Williams next argues that he should not have been imprisoned for failing to follow the instructions of an EDPA probation officer as the EDPA office lacked jurisdiction to enforce the terms of his supervision. We review for plain error because Williams did not raise this issue before the district court. See Henderson v. United States, 568 U.S. 266, ___, 133 S.Ct. 1121, 1124-25 (2013) (reaffirming that unpreserved error is to be reviewed under plain error standard). To "correct a forfeited error," Williams must show "(1) there is an error, (2) the error is plain, and (3) the error affects substantial rights." Henderson, 133 S. Ct. at 1126 (alteration and internal quotation marks omitted). Even if these requirements are met, we will notice the error only if it "seriously affects the fairness, integrity or public reputation of judicial proceedings." Id. at 1126-27 (alteration and internal quotation marks omitted).
Contrary to Williams' claim, the EDPA probation office did not seek to enforce the terms of his supervised release. Rather, it was the EDNC probation office—the office that retained jurisdiction over his case—that sought revocation in this case.
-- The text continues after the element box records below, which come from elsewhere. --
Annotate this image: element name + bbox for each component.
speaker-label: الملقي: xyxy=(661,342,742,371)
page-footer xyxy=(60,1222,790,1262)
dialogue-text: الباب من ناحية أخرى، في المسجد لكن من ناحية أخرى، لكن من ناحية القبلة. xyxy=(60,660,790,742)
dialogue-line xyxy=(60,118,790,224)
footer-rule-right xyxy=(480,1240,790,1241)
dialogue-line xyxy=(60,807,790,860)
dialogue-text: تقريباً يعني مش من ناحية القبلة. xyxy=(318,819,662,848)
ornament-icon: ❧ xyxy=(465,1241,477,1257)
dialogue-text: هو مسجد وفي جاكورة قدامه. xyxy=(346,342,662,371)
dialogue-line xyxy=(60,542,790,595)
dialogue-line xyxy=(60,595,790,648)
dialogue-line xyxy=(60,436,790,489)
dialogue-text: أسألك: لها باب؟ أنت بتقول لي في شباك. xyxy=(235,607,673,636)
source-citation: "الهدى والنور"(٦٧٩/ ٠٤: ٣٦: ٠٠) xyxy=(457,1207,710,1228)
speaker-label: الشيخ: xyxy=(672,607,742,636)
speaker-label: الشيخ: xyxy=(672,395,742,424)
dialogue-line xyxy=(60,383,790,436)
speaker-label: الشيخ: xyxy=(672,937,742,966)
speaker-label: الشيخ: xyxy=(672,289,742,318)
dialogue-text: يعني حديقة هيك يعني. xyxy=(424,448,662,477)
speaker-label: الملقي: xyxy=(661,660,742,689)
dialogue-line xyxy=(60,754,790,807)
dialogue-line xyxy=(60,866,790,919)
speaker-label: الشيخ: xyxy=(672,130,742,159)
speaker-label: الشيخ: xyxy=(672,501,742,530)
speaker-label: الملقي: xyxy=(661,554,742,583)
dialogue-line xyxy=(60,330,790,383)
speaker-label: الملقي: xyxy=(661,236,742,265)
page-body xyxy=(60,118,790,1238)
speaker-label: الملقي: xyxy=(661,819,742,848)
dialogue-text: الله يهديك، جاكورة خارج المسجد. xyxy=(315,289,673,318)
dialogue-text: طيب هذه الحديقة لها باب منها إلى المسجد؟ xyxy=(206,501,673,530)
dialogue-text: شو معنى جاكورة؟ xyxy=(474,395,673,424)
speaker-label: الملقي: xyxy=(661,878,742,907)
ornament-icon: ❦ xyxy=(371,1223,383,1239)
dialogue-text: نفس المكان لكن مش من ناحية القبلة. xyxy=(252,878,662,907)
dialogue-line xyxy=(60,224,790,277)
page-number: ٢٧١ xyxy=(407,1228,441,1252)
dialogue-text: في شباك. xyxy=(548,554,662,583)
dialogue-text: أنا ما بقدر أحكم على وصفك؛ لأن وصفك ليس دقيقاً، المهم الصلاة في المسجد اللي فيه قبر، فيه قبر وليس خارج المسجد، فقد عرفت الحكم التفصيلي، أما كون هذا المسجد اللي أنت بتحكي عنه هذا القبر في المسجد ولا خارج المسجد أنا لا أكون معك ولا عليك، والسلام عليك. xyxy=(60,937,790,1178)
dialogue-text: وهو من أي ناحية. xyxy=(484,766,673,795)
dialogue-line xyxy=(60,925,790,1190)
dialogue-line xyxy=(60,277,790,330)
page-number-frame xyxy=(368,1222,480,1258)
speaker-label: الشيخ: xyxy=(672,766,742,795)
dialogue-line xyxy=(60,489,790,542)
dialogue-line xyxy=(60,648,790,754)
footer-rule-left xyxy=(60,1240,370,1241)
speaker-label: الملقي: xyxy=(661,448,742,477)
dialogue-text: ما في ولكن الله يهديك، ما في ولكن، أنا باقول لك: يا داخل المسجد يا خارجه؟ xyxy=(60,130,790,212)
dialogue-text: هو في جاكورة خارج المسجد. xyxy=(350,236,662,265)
Moreover, we find no clear error in the district court's finding that Williams violated the terms of his supervised release by failing to follow the instructions of the probation officer. See Padgett, 788 F.3d at 373 (reviewing factual findings underlying a supervised release revocation for clear error). At the revocation hearing, a probation officer for the EDNC testified that he spoke with Williams by telephone on October 5, 2016, and specifically instructed him that he was on supervised release and had to comply with the orders of the court. We conclude that Williams fails to demonstrate plain error, let alone plain error "seriously affect[ing] the fairness, integrity or public reputation of judicial proceedings." Henderson, 133 S. Ct. at 1126-27.
We therefore affirm the district court's judgment. We dispense with oral argument because the facts and legal contentions are adequately presented in the materials before this court and argument would not aid the decisional process.